The resolution of CNV detection with ExomeCNV is limited largely by the probe design. The CNV segments identified by our method range from 120 bp (single exons with higher than average coverage) to 240 Mb in size (whole chromosomes); however, the true breakpoint can be anywhere in the space between the terminal exon called within a CNV region and the adjacent exon in a non-CNV region. Hence, although a given CNV event can be detected at a single exon in some instances, the absolute resolution of our method is in fact limited to the inter-exon distance around an exon, which can be as small as 125 bp or as large as 22.8 Mb with the median of 5 kb (statistics based on SureSelect Human All Exon Kit G3362).

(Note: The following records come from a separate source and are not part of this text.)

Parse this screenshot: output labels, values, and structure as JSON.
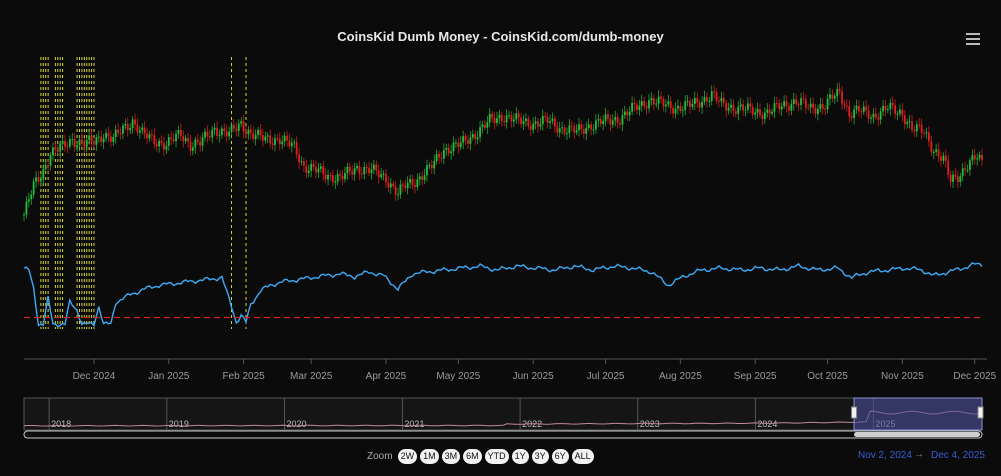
{
  "title": "CoinsKid Dumb Money - CoinsKid.com/dumb-money",
  "menu_icon": "hamburger-menu-icon",
  "zoom": {
    "label": "Zoom",
    "buttons": [
      "2W",
      "1M",
      "3M",
      "6M",
      "YTD",
      "1Y",
      "3Y",
      "6Y",
      "ALL"
    ]
  },
  "range": {
    "from": "Nov 2, 2024",
    "arrow": "→",
    "to": "Dec 4, 2025"
  },
  "colors": {
    "background": "#0b0b0b",
    "candle_up": "#22c03a",
    "candle_down": "#e0201c",
    "indicator_line": "#3fa9f5",
    "threshold_line": "#d0261d",
    "signal_lines": "#d4d43a",
    "navigator_fill": "#4a4f9a"
  },
  "chart_data": {
    "type": "line",
    "title": "CoinsKid Dumb Money - CoinsKid.com/dumb-money",
    "xlabel": "",
    "ylabel": "",
    "x_ticks": [
      "Dec 2024",
      "Jan 2025",
      "Feb 2025",
      "Mar 2025",
      "Apr 2025",
      "May 2025",
      "Jun 2025",
      "Jul 2025",
      "Aug 2025",
      "Sep 2025",
      "Oct 2025",
      "Nov 2025",
      "Dec 2025"
    ],
    "x_range": [
      "2024-11-02",
      "2025-12-04"
    ],
    "y_scale": "relative (0 = panel bottom, 1 = panel top)",
    "series": [
      {
        "kind": "candlestick-close",
        "points": [
          [
            "2024-11-02",
            0.08
          ],
          [
            "2024-11-06",
            0.3
          ],
          [
            "2024-11-10",
            0.42
          ],
          [
            "2024-11-13",
            0.55
          ],
          [
            "2024-11-18",
            0.6
          ],
          [
            "2024-11-22",
            0.66
          ],
          [
            "2024-11-26",
            0.62
          ],
          [
            "2024-12-01",
            0.64
          ],
          [
            "2024-12-05",
            0.7
          ],
          [
            "2024-12-09",
            0.66
          ],
          [
            "2024-12-13",
            0.74
          ],
          [
            "2024-12-17",
            0.8
          ],
          [
            "2024-12-21",
            0.7
          ],
          [
            "2024-12-26",
            0.65
          ],
          [
            "2024-12-31",
            0.62
          ],
          [
            "2025-01-06",
            0.7
          ],
          [
            "2025-01-10",
            0.62
          ],
          [
            "2025-01-14",
            0.63
          ],
          [
            "2025-01-20",
            0.74
          ],
          [
            "2025-01-26",
            0.7
          ],
          [
            "2025-01-31",
            0.78
          ],
          [
            "2025-02-04",
            0.7
          ],
          [
            "2025-02-10",
            0.66
          ],
          [
            "2025-02-16",
            0.66
          ],
          [
            "2025-02-22",
            0.6
          ],
          [
            "2025-02-26",
            0.45
          ],
          [
            "2025-03-03",
            0.42
          ],
          [
            "2025-03-08",
            0.38
          ],
          [
            "2025-03-13",
            0.36
          ],
          [
            "2025-03-20",
            0.44
          ],
          [
            "2025-03-26",
            0.42
          ],
          [
            "2025-04-01",
            0.36
          ],
          [
            "2025-04-06",
            0.24
          ],
          [
            "2025-04-09",
            0.3
          ],
          [
            "2025-04-14",
            0.35
          ],
          [
            "2025-04-20",
            0.45
          ],
          [
            "2025-04-25",
            0.58
          ],
          [
            "2025-05-02",
            0.62
          ],
          [
            "2025-05-08",
            0.7
          ],
          [
            "2025-05-14",
            0.8
          ],
          [
            "2025-05-20",
            0.84
          ],
          [
            "2025-05-26",
            0.8
          ],
          [
            "2025-06-01",
            0.78
          ],
          [
            "2025-06-07",
            0.8
          ],
          [
            "2025-06-13",
            0.74
          ],
          [
            "2025-06-19",
            0.72
          ],
          [
            "2025-06-25",
            0.77
          ],
          [
            "2025-07-01",
            0.8
          ],
          [
            "2025-07-07",
            0.82
          ],
          [
            "2025-07-13",
            0.9
          ],
          [
            "2025-07-19",
            0.96
          ],
          [
            "2025-07-25",
            0.93
          ],
          [
            "2025-07-31",
            0.9
          ],
          [
            "2025-08-05",
            0.92
          ],
          [
            "2025-08-10",
            0.96
          ],
          [
            "2025-08-14",
            1.0
          ],
          [
            "2025-08-18",
            0.93
          ],
          [
            "2025-08-24",
            0.9
          ],
          [
            "2025-08-31",
            0.88
          ],
          [
            "2025-09-06",
            0.86
          ],
          [
            "2025-09-12",
            0.92
          ],
          [
            "2025-09-18",
            0.95
          ],
          [
            "2025-09-24",
            0.9
          ],
          [
            "2025-09-30",
            0.92
          ],
          [
            "2025-10-03",
            0.98
          ],
          [
            "2025-10-06",
            1.02
          ],
          [
            "2025-10-10",
            0.86
          ],
          [
            "2025-10-14",
            0.88
          ],
          [
            "2025-10-20",
            0.84
          ],
          [
            "2025-10-26",
            0.9
          ],
          [
            "2025-11-01",
            0.86
          ],
          [
            "2025-11-05",
            0.74
          ],
          [
            "2025-11-10",
            0.72
          ],
          [
            "2025-11-14",
            0.58
          ],
          [
            "2025-11-18",
            0.5
          ],
          [
            "2025-11-21",
            0.34
          ],
          [
            "2025-11-24",
            0.38
          ],
          [
            "2025-11-28",
            0.46
          ],
          [
            "2025-12-02",
            0.52
          ],
          [
            "2025-12-04",
            0.48
          ]
        ]
      },
      {
        "kind": "indicator",
        "points": [
          [
            "2024-11-02",
            0.62
          ],
          [
            "2024-11-04",
            0.6
          ],
          [
            "2024-11-06",
            0.4
          ],
          [
            "2024-11-08",
            0.03
          ],
          [
            "2024-11-10",
            0.03
          ],
          [
            "2024-11-12",
            0.3
          ],
          [
            "2024-11-14",
            0.03
          ],
          [
            "2024-11-16",
            0.03
          ],
          [
            "2024-11-19",
            0.03
          ],
          [
            "2024-11-21",
            0.26
          ],
          [
            "2024-11-24",
            0.18
          ],
          [
            "2024-11-26",
            0.03
          ],
          [
            "2024-11-29",
            0.03
          ],
          [
            "2024-12-01",
            0.03
          ],
          [
            "2024-12-03",
            0.22
          ],
          [
            "2024-12-05",
            0.03
          ],
          [
            "2024-12-08",
            0.03
          ],
          [
            "2024-12-10",
            0.26
          ],
          [
            "2024-12-16",
            0.34
          ],
          [
            "2024-12-22",
            0.4
          ],
          [
            "2024-12-28",
            0.44
          ],
          [
            "2025-01-04",
            0.46
          ],
          [
            "2025-01-10",
            0.48
          ],
          [
            "2025-01-17",
            0.5
          ],
          [
            "2025-01-23",
            0.52
          ],
          [
            "2025-01-27",
            0.22
          ],
          [
            "2025-01-29",
            0.05
          ],
          [
            "2025-01-31",
            0.12
          ],
          [
            "2025-02-02",
            0.05
          ],
          [
            "2025-02-04",
            0.24
          ],
          [
            "2025-02-08",
            0.38
          ],
          [
            "2025-02-12",
            0.44
          ],
          [
            "2025-02-18",
            0.48
          ],
          [
            "2025-02-24",
            0.5
          ],
          [
            "2025-03-01",
            0.52
          ],
          [
            "2025-03-07",
            0.54
          ],
          [
            "2025-03-13",
            0.56
          ],
          [
            "2025-03-19",
            0.53
          ],
          [
            "2025-03-25",
            0.58
          ],
          [
            "2025-03-31",
            0.54
          ],
          [
            "2025-04-06",
            0.4
          ],
          [
            "2025-04-12",
            0.56
          ],
          [
            "2025-04-18",
            0.58
          ],
          [
            "2025-04-25",
            0.6
          ],
          [
            "2025-05-02",
            0.62
          ],
          [
            "2025-05-10",
            0.64
          ],
          [
            "2025-05-17",
            0.6
          ],
          [
            "2025-05-25",
            0.64
          ],
          [
            "2025-06-02",
            0.62
          ],
          [
            "2025-06-10",
            0.6
          ],
          [
            "2025-06-18",
            0.64
          ],
          [
            "2025-06-26",
            0.6
          ],
          [
            "2025-07-04",
            0.64
          ],
          [
            "2025-07-12",
            0.62
          ],
          [
            "2025-07-20",
            0.58
          ],
          [
            "2025-07-27",
            0.44
          ],
          [
            "2025-08-03",
            0.54
          ],
          [
            "2025-08-10",
            0.6
          ],
          [
            "2025-08-18",
            0.62
          ],
          [
            "2025-08-26",
            0.6
          ],
          [
            "2025-09-03",
            0.62
          ],
          [
            "2025-09-11",
            0.6
          ],
          [
            "2025-09-19",
            0.64
          ],
          [
            "2025-09-27",
            0.6
          ],
          [
            "2025-10-05",
            0.62
          ],
          [
            "2025-10-11",
            0.52
          ],
          [
            "2025-10-18",
            0.58
          ],
          [
            "2025-10-26",
            0.6
          ],
          [
            "2025-11-02",
            0.62
          ],
          [
            "2025-11-09",
            0.6
          ],
          [
            "2025-11-14",
            0.54
          ],
          [
            "2025-11-20",
            0.58
          ],
          [
            "2025-11-26",
            0.62
          ],
          [
            "2025-12-01",
            0.66
          ],
          [
            "2025-12-04",
            0.66
          ]
        ]
      }
    ],
    "threshold": {
      "y": 0.1,
      "style": "dashed"
    },
    "signal_dates": [
      "2024-11-09",
      "2024-11-10",
      "2024-11-11",
      "2024-11-12",
      "2024-11-15",
      "2024-11-16",
      "2024-11-17",
      "2024-11-18",
      "2024-11-24",
      "2024-11-25",
      "2024-11-26",
      "2024-11-27",
      "2024-11-28",
      "2024-11-29",
      "2024-11-30",
      "2024-12-01",
      "2025-01-27",
      "2025-02-02"
    ],
    "navigator": {
      "ticks": [
        "2018",
        "2019",
        "2020",
        "2021",
        "2022",
        "2023",
        "2024",
        "2025"
      ],
      "selected_range": [
        "2024-11-02",
        "2025-12-04"
      ]
    },
    "grid": false,
    "legend": "none"
  }
}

Although ExomeCNV relies on the availability of matched control samples, we can also derive a matched control sample from a pool of other samples, which then serves as an effective control. This is useful for the identification of germline inherited or de novo CNVs in an individual. Because the expected copy number in the reference population is constant (usually two), by the law of large numbers, averaging depth-of-coverage from sufficiently many samples yields a good control set, assuming that they are all captured using the same probe set and capture method and sequenced in the same manner. This may limit the application of ExomeCNV to data generated at a given site with a given protocol. Calling CNVs using this pooled sample as background will generate CNV calls that are present in the case sample but not the control population. Also, by the central limit theorem, pooling independent samples helps reduce variance in depth-of-coverage and increases precision of our method. We have pooled as few as eight samples and have observed that this is indeed the case (Supplementary Materials
). However, it is important to note that using pooled sample as control imposes a strong assumption that the samples do not share common CNV regions and that the population has an average genomic copy number of two. Other potential challenges of using the pooled sample as control are discussed in the Supplementary Materials
Because ExomeCNV depends on an estimate of the admixture rate c
, misspecification of c
would affect its performance. We performed sensitivity analysis and found that misestimating c
would have a strong effect on sensitivity and specificity of CNV detection. Fortunately, LOH detection provides some data to directly estimate c
, as LOH detection does not depend on a prior knowledge of c
). For the melanoma sample, our estimate of 30% admixture rate matches that from genotyping arrays, confirming the validity of this approach. However, there are advantages to slightly overestimating c
as it makes the method more conservative and reduces false positives.
As we have shown, CNV and LOH detection is readily possible from exome sequencing data, extending the utility of this powerful approach. The fundamental basis that makes this approach possible is the consistency of depth-of-coverage of each exon (and BAF by extension) across multiple samples for each individual exon, as demonstrated in five samples performed in our laboratory (Supplementary Materials
, ). This consistency permits reliable parametric modeling of the shift in depth-of-coverage and BAF distributions, hence accurate identification of CNV and LOH. However, we do not observe the same level of consistency when comparing depth-of-coverage across different library types. For instance, a sixth sample was performed using a paired-end approach that results in very different coverage of each exon (), and as a result, ExomeCNV does not perform well when the control sample library is of one type and the case is of another, or when the case and control have significantly different coverage levels. Resolving these issues is a work-in-progress.
From the analytical power calculations, assuming 35× coverage (which is the lower end of a reasonable amount of sequence for variant calling and easy to generate with a variety of technologies), CNV detection has a limit of about 500 bp (in transcript coordinates), which is typically equivalent to 2–3 exons and spans about 10 kb of genomic space on average. Increased depth-of-coverage, which is likely to become the norm as sequencing costs decrease, reduces the interval size that is reliably detectable and should push the method to single exonic deletion resolution. Currently, CNV and LOH information should be detectable in whole-exome sequencing data at a resolution that is almost equivalent to what one can obtain from a dense SNP genotyping array.
ExomeCNV is available as a CRAN package ‘ExomeCNV’.